First of all we are importing nightmarejs, cheerio, setting url variable and an array data to hold the result.

const Nightmare = require("nightmare");
const cheerio = require("cheerio");

const url = "https://www.flipkart.com/";
const data = [];

Next, we create an instance of Nightmare with show attribute as true. This attribute decides whether to show Electron window or not. If you want to run the automation headless, then you can set it to false.

const Nightmare = require("nightmare");
const cheerio = require("cheerio");

const nightmare = Nightmare({ show: true });

const url = "https://www.flipkart.com/";
const data = [];

Now we are ready to open our url and perform some automation. We want to load all nodejs books on flipkart. So, we need to follow the steps which we would do manually if we had to find those books –

  • Step 1: Open flipkart.com
  • Step 2: Wait for website to load.
  • Step 3: Click on search bar
  • Step 4: Type search text, for e.g. nodejs books.
  • Step 5: Click on search button
  • Step 6: Wait for page to load
  • Step 7: Get the list of books
  • Step 8: Close website

We will follow the same steps through nightmare commands –

  • Step 1: goto(url)
  • Step 2: wait("body")
  • Step 3: click("div._3OO5Xc") (Clicking search box)
  • Step 4: type("input._3704LK", "nodejs books")
  • Step 5: click("button.L0Z3Pu")
  • Step 6: wait("div._13oc-S")
  • Step 7: evaluate(() => document.querySelector("body").innerHTML)
  • Step 9: end()

After end() we have attached a promise then() to get the scraped data string and a catch() block for catching errors.

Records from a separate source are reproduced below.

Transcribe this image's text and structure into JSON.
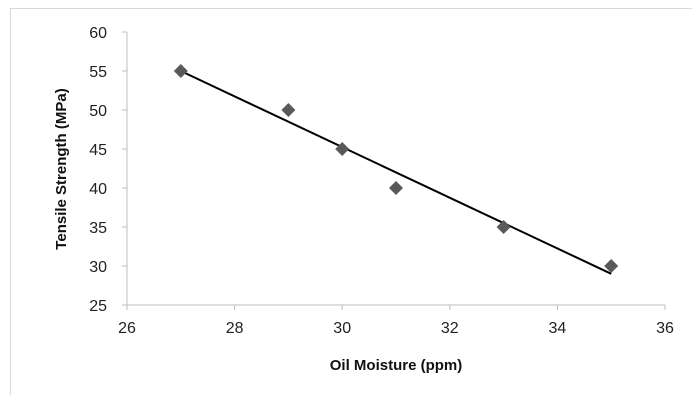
{
  "chart_data": {
    "type": "scatter",
    "title": "",
    "xlabel": "Oil Moisture (ppm)",
    "ylabel": "Tensile Strength (MPa)",
    "xlim": [
      26,
      36
    ],
    "ylim": [
      25,
      60
    ],
    "x_ticks": [
      26,
      28,
      30,
      32,
      34,
      36
    ],
    "y_ticks": [
      25,
      30,
      35,
      40,
      45,
      50,
      55,
      60
    ],
    "x_tick_labels": [
      "26",
      "28",
      "30",
      "32",
      "34",
      "36"
    ],
    "y_tick_labels": [
      "25",
      "30",
      "35",
      "40",
      "45",
      "50",
      "55",
      "60"
    ],
    "grid": false,
    "legend": "none",
    "marker": "diamond",
    "marker_color": "#595959",
    "trendline": {
      "type": "linear",
      "x": [
        27,
        35
      ],
      "y": [
        55,
        29
      ],
      "color": "#000000"
    },
    "series": [
      {
        "x": [
          27,
          29,
          30,
          31,
          33,
          35
        ],
        "y": [
          55,
          50,
          45,
          40,
          35,
          30
        ]
      }
    ]
  }
}
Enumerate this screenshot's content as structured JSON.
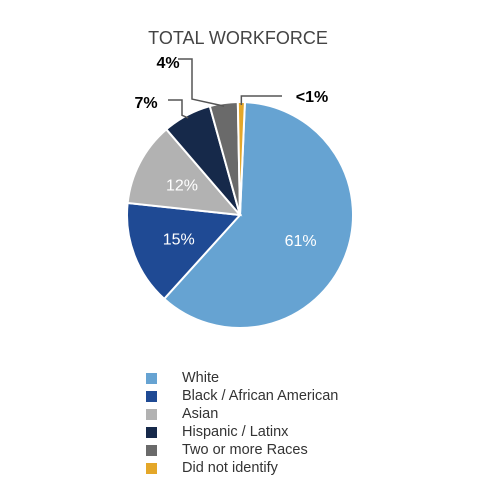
{
  "chart_data": {
    "type": "pie",
    "title": "TOTAL WORKFORCE",
    "slices": [
      {
        "name": "White",
        "value": 61,
        "label": "61%",
        "color": "#66a3d2"
      },
      {
        "name": "Black / African American",
        "value": 15,
        "label": "15%",
        "color": "#1f4a94"
      },
      {
        "name": "Asian",
        "value": 12,
        "label": "12%",
        "color": "#b2b2b2"
      },
      {
        "name": "Hispanic / Latinx",
        "value": 7,
        "label": "7%",
        "color": "#16294a"
      },
      {
        "name": "Two or more Races",
        "value": 4,
        "label": "4%",
        "color": "#6a6a6a"
      },
      {
        "name": "Did not identify",
        "value": 1,
        "label": "<1%",
        "color": "#e4a729"
      }
    ],
    "legend_position": "bottom"
  }
}
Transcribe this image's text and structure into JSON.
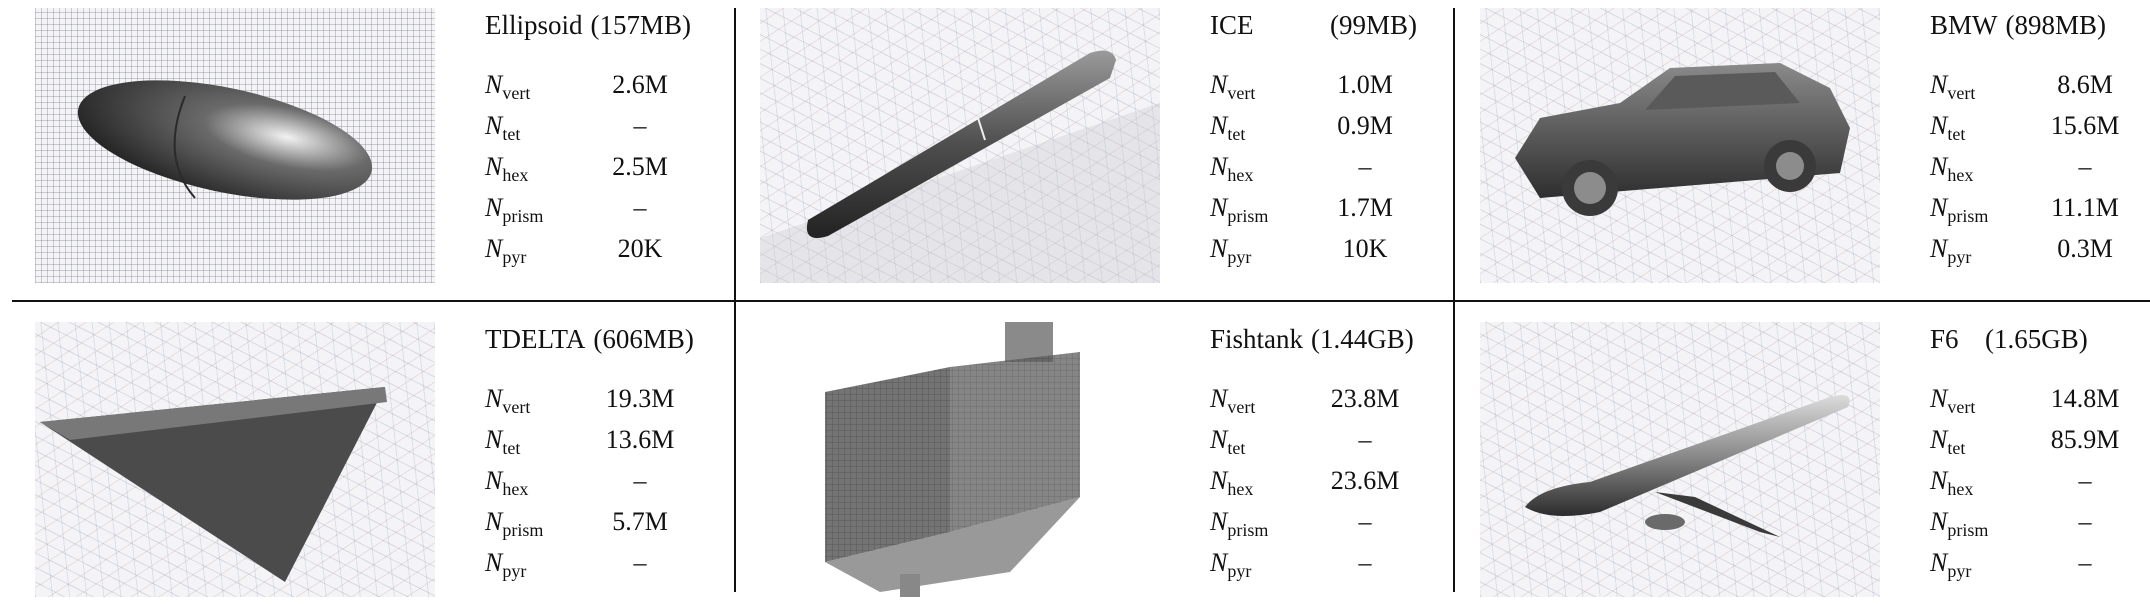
{
  "labels": {
    "n": "N",
    "vert": "vert",
    "tet": "tet",
    "hex": "hex",
    "prism": "prism",
    "pyr": "pyr"
  },
  "datasets": [
    {
      "name": "Ellipsoid",
      "size": "(157MB)",
      "image": "ellipsoid-mesh",
      "vert": "2.6M",
      "tet": "–",
      "hex": "2.5M",
      "prism": "–",
      "pyr": "20K"
    },
    {
      "name": "ICE",
      "size": "(99MB)",
      "image": "ice-train-mesh",
      "vert": "1.0M",
      "tet": "0.9M",
      "hex": "–",
      "prism": "1.7M",
      "pyr": "10K"
    },
    {
      "name": "BMW",
      "size": "(898MB)",
      "image": "bmw-car-mesh",
      "vert": "8.6M",
      "tet": "15.6M",
      "hex": "–",
      "prism": "11.1M",
      "pyr": "0.3M"
    },
    {
      "name": "TDELTA",
      "size": "(606MB)",
      "image": "delta-wing-mesh",
      "vert": "19.3M",
      "tet": "13.6M",
      "hex": "–",
      "prism": "5.7M",
      "pyr": "–"
    },
    {
      "name": "Fishtank",
      "size": "(1.44GB)",
      "image": "fishtank-mesh",
      "vert": "23.8M",
      "tet": "–",
      "hex": "23.6M",
      "prism": "–",
      "pyr": "–"
    },
    {
      "name": "F6",
      "size": "(1.65GB)",
      "image": "f6-aircraft-mesh",
      "vert": "14.8M",
      "tet": "85.9M",
      "hex": "–",
      "prism": "–",
      "pyr": "–"
    }
  ]
}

const Nightmare = require("nightmare");
const cheerio = require("cheerio");

const nightmare = Nightmare({ show: true });

const url = "https://www.flipkart.com/";
const data = [];

nightmare
    .goto(url)
    .wait("body")
    .click("div._3OO5Xc")
    .type("input._3704LK", "nodejs books")
    .click("button.L0Z3Pu")
    .wait("div._13oc-S")
    .evaluate(() => document.querySelector("body").innerHTML)
    .end()
    .then((response) => {
        ...
    })
    .catch((err) => {
        console.log(err);
    });

Now we can parse the data of interest using cheerio as we did for static website –

const Nightmare = require("nightmare");
const cheerio = require("cheerio");

const nightmare = Nightmare({ show: true });

const url = "https://www.flipkart.com/";
const data = [];

nightmare
    .goto(url)
    .wait("body")
    .click("div._3OO5Xc")
    .type("input._3704LK", "nodejs books")
    .click("button.L0Z3Pu")
    .wait("div._13oc-S")
    .evaluate(() => document.querySelector("body").innerHTML)
    .end()
    .then((response) => {
        getData(response);
    })
    .catch((err) => {
        console.log(err);
    });

let getData = (html) => {
    const $ = cheerio.load(html);
    $("div._13oc-S div div._4ddWXP a.s1Q9rs").each((i, elem) => {
        const title = $(elem).text();
        const link = $(elem).attr("href");
        data.push([title, link]);
    });
    console.log(data);
};

Conclusion

In this article we saw how to scrape websites using Javascript in ReactJS and NodeJS. Along with Scraping we saw how to automate the operations using nightmareJS. The static websites with complete source code is easy to scrape as you can get the source code directly after page load. But in case of dynamic websites, the javascript may generate the html code and we need to wait for JS to finish execution. NightmareJS helped us in this. You can get the dynamic scraper code on my github repository.